What “existential” actually means

The word “existential” gets thrown around carelessly in geopolitics, but for Israel it has a precise meaning. Israel is a country roughly the size of New Jersey, with a population of under ten million, surrounded by states and movements that have, at various points, declared their intention to destroy it. A single nuclear weapon detonated over Tel Aviv would not merely damage Israel — it would end the Jewish state as a viable entity. There is no margin for the kind of “absorb the first strike and retaliate” doctrine that protected the United States during the Cold War. Geography forbids it.

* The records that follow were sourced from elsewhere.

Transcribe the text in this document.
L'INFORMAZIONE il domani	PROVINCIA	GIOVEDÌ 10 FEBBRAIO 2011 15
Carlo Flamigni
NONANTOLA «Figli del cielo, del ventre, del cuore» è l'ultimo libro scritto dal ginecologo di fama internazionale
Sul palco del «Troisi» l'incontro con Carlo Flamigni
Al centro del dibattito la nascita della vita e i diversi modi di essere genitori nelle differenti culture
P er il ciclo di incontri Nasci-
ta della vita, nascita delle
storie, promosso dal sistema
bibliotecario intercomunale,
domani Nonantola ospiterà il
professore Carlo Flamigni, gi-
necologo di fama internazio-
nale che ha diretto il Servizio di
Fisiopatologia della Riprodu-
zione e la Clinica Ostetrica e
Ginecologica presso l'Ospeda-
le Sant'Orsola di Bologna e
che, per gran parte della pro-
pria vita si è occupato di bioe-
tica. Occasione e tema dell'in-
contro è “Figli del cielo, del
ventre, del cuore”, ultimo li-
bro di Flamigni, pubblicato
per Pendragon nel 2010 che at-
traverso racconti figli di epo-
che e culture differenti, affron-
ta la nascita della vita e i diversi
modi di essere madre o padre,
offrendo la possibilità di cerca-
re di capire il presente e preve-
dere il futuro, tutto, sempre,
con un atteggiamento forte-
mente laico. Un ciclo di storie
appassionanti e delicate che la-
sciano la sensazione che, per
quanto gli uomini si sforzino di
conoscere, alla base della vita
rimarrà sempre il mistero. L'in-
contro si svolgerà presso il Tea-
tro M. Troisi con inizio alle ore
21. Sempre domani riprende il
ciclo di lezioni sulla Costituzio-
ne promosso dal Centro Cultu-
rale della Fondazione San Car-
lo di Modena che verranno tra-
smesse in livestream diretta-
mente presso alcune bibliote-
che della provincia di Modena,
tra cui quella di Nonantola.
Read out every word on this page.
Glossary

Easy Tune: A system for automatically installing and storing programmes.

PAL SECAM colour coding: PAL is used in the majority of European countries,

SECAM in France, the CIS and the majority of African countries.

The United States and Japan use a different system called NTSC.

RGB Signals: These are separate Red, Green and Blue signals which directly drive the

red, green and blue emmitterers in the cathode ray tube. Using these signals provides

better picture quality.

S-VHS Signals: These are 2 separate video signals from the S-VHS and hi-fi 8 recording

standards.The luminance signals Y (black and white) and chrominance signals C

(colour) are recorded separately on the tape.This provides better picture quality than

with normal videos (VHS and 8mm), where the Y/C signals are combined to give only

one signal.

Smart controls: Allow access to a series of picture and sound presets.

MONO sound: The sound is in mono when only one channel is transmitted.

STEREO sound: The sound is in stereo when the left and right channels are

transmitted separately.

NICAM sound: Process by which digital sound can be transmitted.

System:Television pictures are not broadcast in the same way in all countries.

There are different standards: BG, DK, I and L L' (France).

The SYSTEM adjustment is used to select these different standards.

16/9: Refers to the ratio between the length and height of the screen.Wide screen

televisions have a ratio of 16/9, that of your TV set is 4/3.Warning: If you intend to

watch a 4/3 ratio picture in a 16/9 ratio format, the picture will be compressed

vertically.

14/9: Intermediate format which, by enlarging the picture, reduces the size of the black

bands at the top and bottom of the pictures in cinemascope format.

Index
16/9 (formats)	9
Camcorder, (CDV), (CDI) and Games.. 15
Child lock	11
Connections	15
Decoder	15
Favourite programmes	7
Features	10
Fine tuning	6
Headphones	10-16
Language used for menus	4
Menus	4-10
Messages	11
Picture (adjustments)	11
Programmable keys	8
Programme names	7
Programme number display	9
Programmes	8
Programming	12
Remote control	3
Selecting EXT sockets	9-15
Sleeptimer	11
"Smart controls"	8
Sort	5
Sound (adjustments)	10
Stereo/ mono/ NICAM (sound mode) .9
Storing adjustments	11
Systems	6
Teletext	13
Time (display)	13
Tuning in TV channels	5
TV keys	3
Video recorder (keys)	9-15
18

This is why Israeli strategic culture has always treated red lines on weapons of mass destruction as non-negotiable. It is why Menachem Begin destroyed Iraq’s Osirak reactor in 1981, an act condemned at the time and quietly thanked a decade later when Saddam Hussein invaded Kuwait. It is why Israel struck Syria’s al-Kibar reactor in 2007. The doctrine — the Begin Doctrine — is simple: Israel will not allow its declared enemies to acquire the means of its annihilation. The 2026 war is the application of that doctrine to the most dangerous case yet.

The American role

The American partnership in this war matters enormously. President Trump’s State of the Union address on 24 February 2026 stated that Iran had restarted its nuclear program and was developing missiles capable of striking the US, framing the conflict not as a favour to Israel but as a matter of direct American interest. This framing is correct. A nuclear Iran would not just threaten Israel; it would trigger a regional arms race, with Saudi Arabia, Turkey, and Egypt all likely to pursue their own programs. It would embolden every adversary of the United States from Caracas to Pyongyang. And it would put American forces and allies across the Gulf permanently under nuclear shadow.

The Strait of Hormuz crisis underlines the point. Iran responded to the war by closing the Strait of Hormuz, disrupting global trade — demonstrating exactly the kind of regional chokehold a fully empowered Iran would wield as a matter of routine. Better to break that capacity now than to negotiate with it later.

The hard part

None of this makes the human cost easier to look at. The deaths of children in Baharestan county are a tragedy. The displacement in Lebanon is a tragedy. So is every Israeli killed by an Iranian missile in Haifa or Beersheba. A serious defender of this war does not pretend otherwise. What a serious defender does insist on is moral clarity about cause and effect: this war did not begin on 28 February 2026. It began decades ago, when the Islamic Republic adopted the destruction of Israel as a foundational principle of state. Everything since has been Israel buying time. The 2026 campaign is the moment when buying time stopped working.

History will judge this war the way it judged Osirak. Loudly condemned in the moment, quietly vindicated in the decades that followed. Israel did not start this fight. It is finishing it — because the alternative is not peace, but a delayed and far more terrible war.